# Thread: I am having trouble graphing this.

1. ## I am having trouble graphing this.

a plane leaves an airport and travels 624km due east. It then turns toward the north and travels another 326 km. It then turns again less than 180 degrees and travels another 846 km directly back to the airport. Through what angles did it turn?

I get the east at 624 then north from there at 326. But what does it mean turns again less than 180 degrees and travels another 846?

Stuck on this, help if you can, thanks

What does it mean turns again less than 180 degrees and travels another 846?
This means it turns some angle that it tells us leads back to the airport. Since we are northeast of the airport, any angle 0-180 degrees to the east would be moving away from the airport in an eastern direction. So the angle is going to be less than 180 degrees to the left because the plane takes this path back to the airport which is southwest of 624 km east, 326 km north.

The picture for this is a triangle.
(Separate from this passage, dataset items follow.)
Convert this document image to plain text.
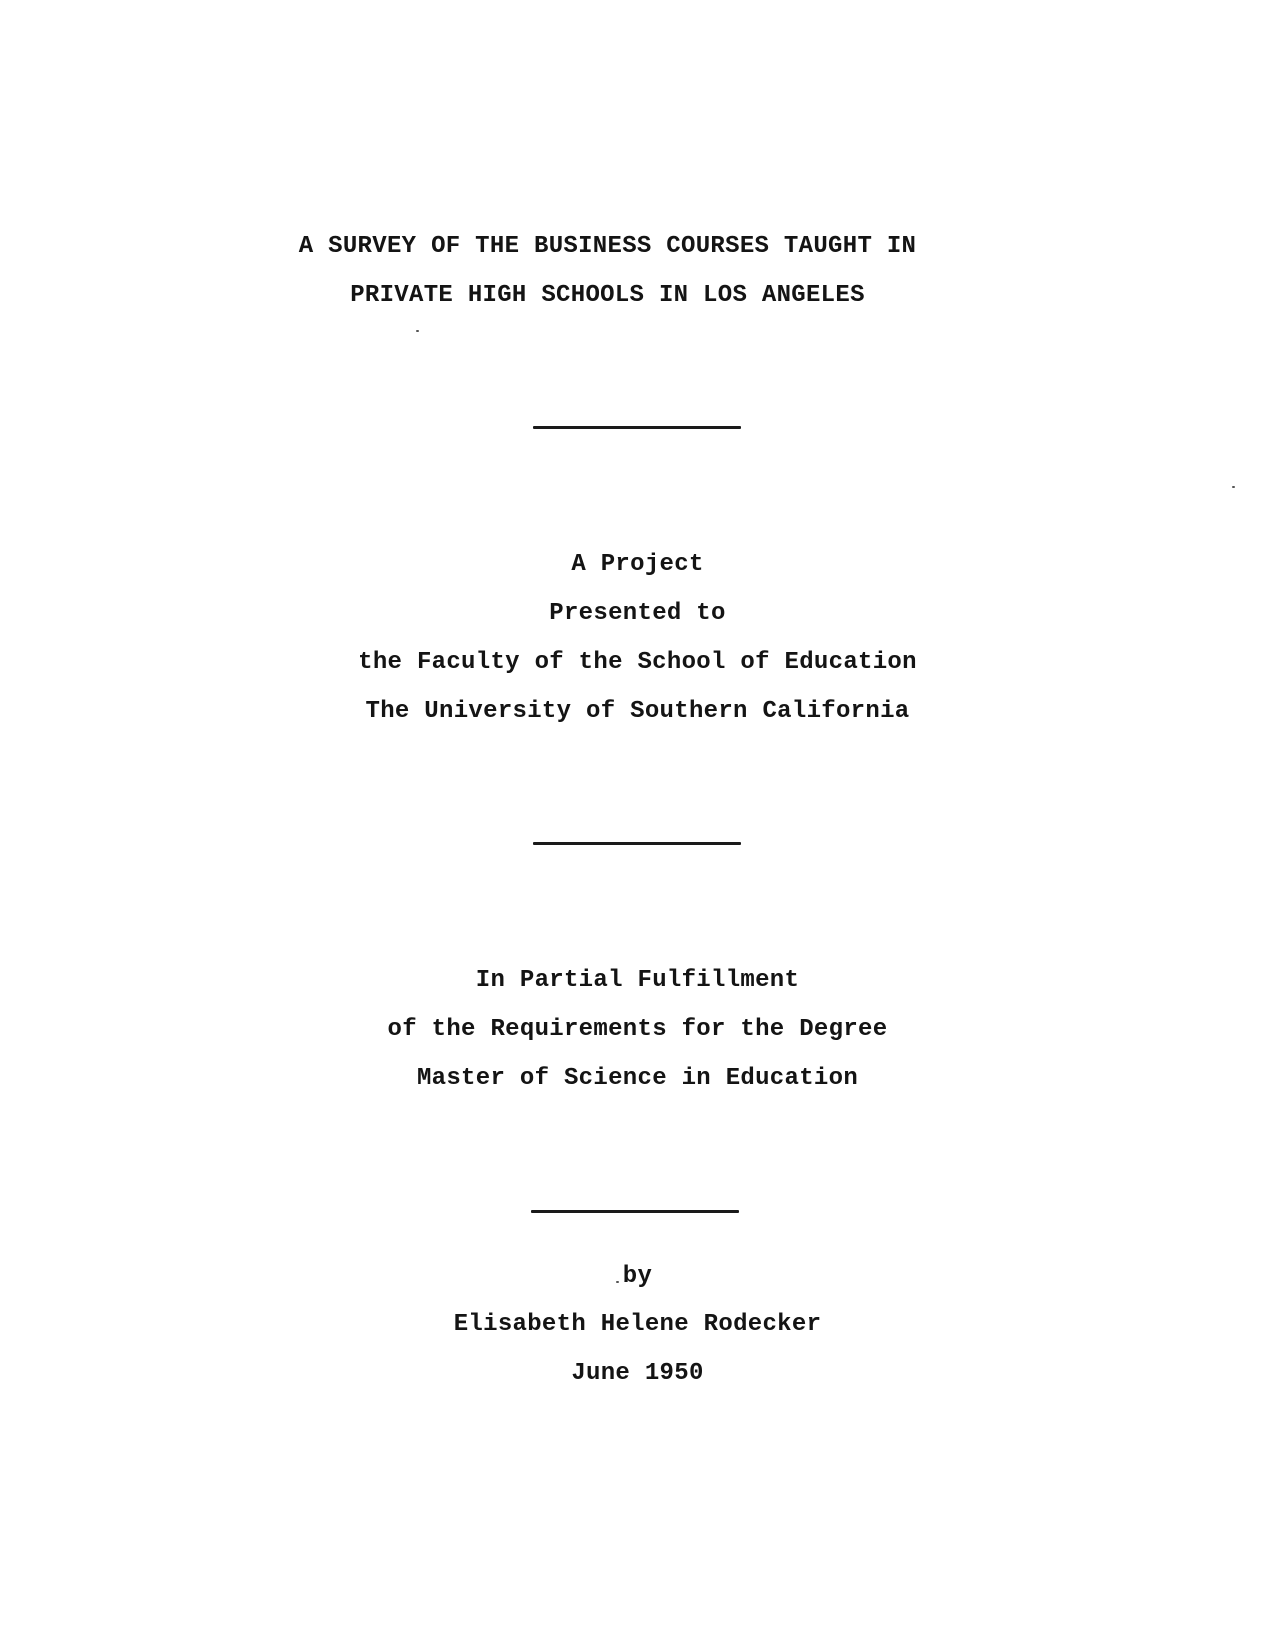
A SURVEY OF THE BUSINESS COURSES TAUGHT IN
PRIVATE HIGH SCHOOLS IN LOS ANGELES
A Project
Presented to
the Faculty of the School of Education
The University of Southern California
In Partial Fulfillment
of the Requirements for the Degree
Master of Science in Education
by
Elisabeth Helene Rodecker
June 1950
A base leg 624 km (east), another leg or the height 326 km (north) and a hypotenuse 846 km (west-southwest). To solve you can use your inverse sine

We're looking for angle X at the top of the triangle so

$\displaystyle (\sin{X})= \frac{624}{846}$

$\displaystyle (\cos{X})= \frac{326}{846}$

$\displaystyle (\tan{X})= \frac{624}{326}$

3. only problem is $\displaystyle 624^2 + 326^2 \ne 846^2$ ... something's not right.
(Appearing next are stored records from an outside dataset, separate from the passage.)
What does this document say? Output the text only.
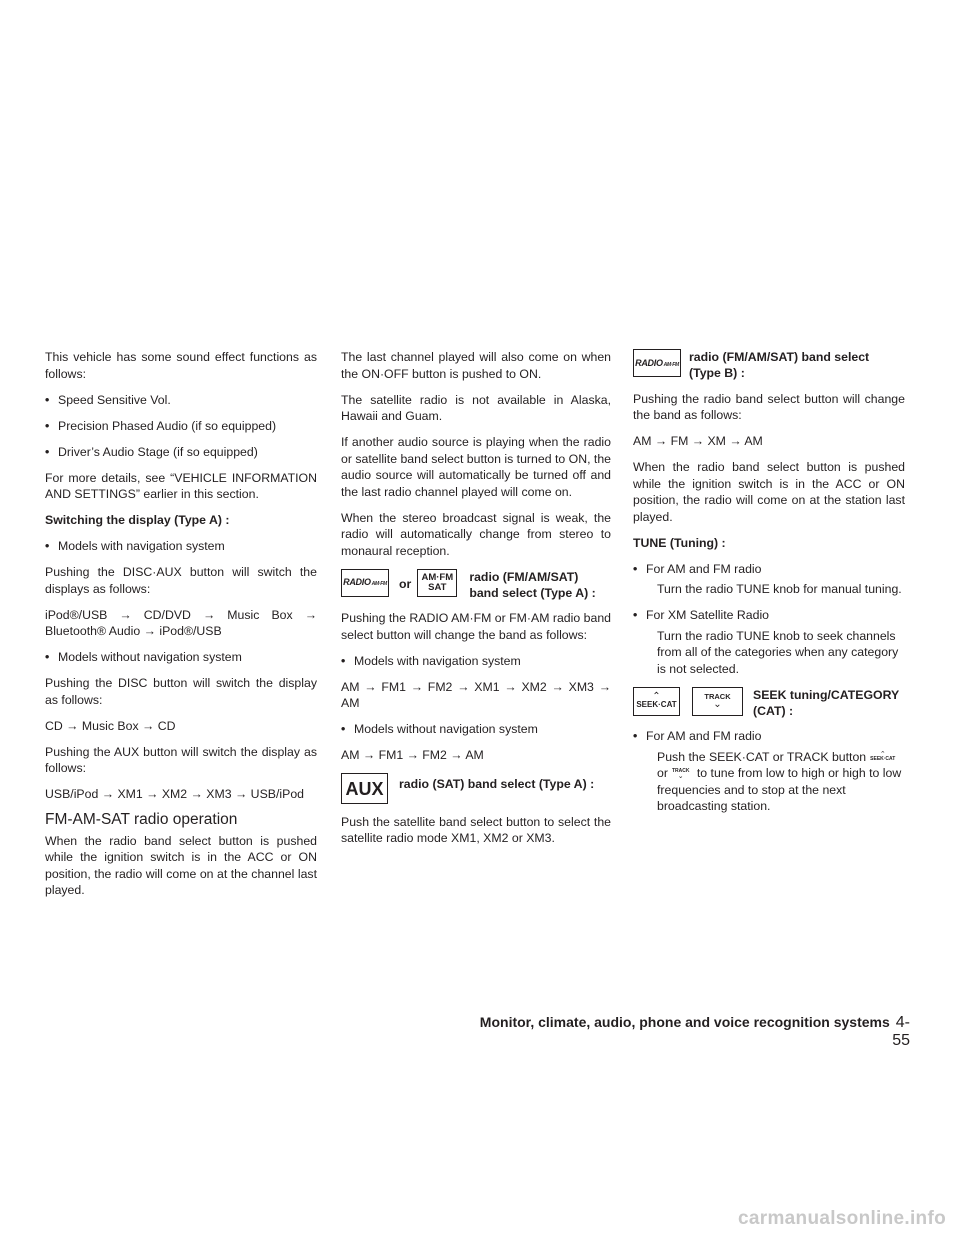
This vehicle has some sound effect functions as follows:

• Speed Sensitive Vol.
• Precision Phased Audio (if so equipped)
• Driver’s Audio Stage (if so equipped)

For more details, see “VEHICLE INFORMATION AND SETTINGS” earlier in this section.

Switching the display (Type A) :

• Models with navigation system

Pushing the DISC·AUX button will switch the displays as follows:

iPod®/USB → CD/DVD → Music Box → Bluetooth® Audio → iPod®/USB

• Models without navigation system

Pushing the DISC button will switch the display as follows:

CD → Music Box → CD

Pushing the AUX button will switch the display as follows:

USB/iPod → XM1 → XM2 → XM3 → USB/iPod

FM-AM-SAT radio operation

When the radio band select button is pushed while the ignition switch is in the ACC or ON position, the radio will come on at the channel last played.

The last channel played will also come on when the ON·OFF button is pushed to ON.

The satellite radio is not available in Alaska, Hawaii and Guam.

If another audio source is playing when the radio or satellite band select button is turned to ON, the audio source will automatically be turned off and the last radio channel played will come on.

When the stereo broadcast signal is weak, the radio will automatically change from stereo to monaural reception.

RADIOAM·FM or AM·FM
SAT
radio (FM/AM/SAT) band select (Type A) :

Pushing the RADIO AM·FM or FM·AM radio band select button will change the band as follows:

• Models with navigation system

AM → FM1 → FM2 → XM1 → XM2 → XM3 → AM

• Models without navigation system

AM → FM1 → FM2 → AM

AUX	radio (SAT) band select (Type A) :

Push the satellite band select button to select the satellite radio mode XM1, XM2 or XM3.

RADIOAM·FM
radio (FM/AM/SAT) band select (Type B) :

Pushing the radio band select button will change the band as follows:

AM → FM → XM → AM

When the radio band select button is pushed while the ignition switch is in the ACC or ON position, the radio will come on at the station last played.

TUNE (Tuning) :

• For AM and FM radio

Turn the radio TUNE knob for manual tuning.

• For XM Satellite Radio

Turn the radio TUNE knob to seek channels from all of the categories when any category is not selected.

⌃
SEEK·CAT
TRACK
⌄
SEEK tuning/CATEGORY (CAT) :
• For AM and FM radio

Push the SEEK·CAT or TRACK button ⌃
SEEK·CAT

or TRACK
⌄ to tune from low to high or high to low frequencies and to stop at the next broadcasting station.

Monitor, climate, audio, phone and voice recognition systems 4-55
carmanualsonline.info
. It then turns toward the north and travels another 326 km.
Aha this is where the problem lies. The triangle is not right, the plane turns 'toward the north' not 'due north', so basically your triangle is slanted and we have to solve for the three angles.

5. The law of cosines states the cosine angle A between the sides 846 and 624 is equal to $\displaystyle \frac{b^2+c^2-a^2}{2bc}$ where a is the side opposite angle A, b the side opposite angle B and c the side opposite angle C (I labeled the angles counter-clockwise after A)

Starting by finding the measure of angle A:

$\displaystyle \cos^{-1}(\cos{A})=\cos^{-1}(\frac{b^2+c^2-a^2}{2bc})$

$\displaystyle \cos^{-1}(\cos{A})=\cos^{-1}(\frac{846^2+624^2-326^2}{2(846)(624)})$ so m<A is about 18.9 degrees.

$\displaystyle \cos^{-1}(\cos{C})=\cos^{-1}(\frac{a^2+b^2-c^2}{2ab})$

$\displaystyle \cos^{-1}(\cos{C})=\cos^{-1}(\frac{326^2+846^2-624^2}{2(326)(846)})$ so m<C is about 38.3 degrees.

180-(38.3+18.9)=about 122.8 degrees for angle B

m<A= approx. 18.9 degrees
m<B= approx. 122.8 degrees
m<C= approx. 38.3 degrees

This makes sense in the problems context since it turns north at angle B the angle should be greater than 90 degrees =)

6. Thank you all for the reply. I understand this now.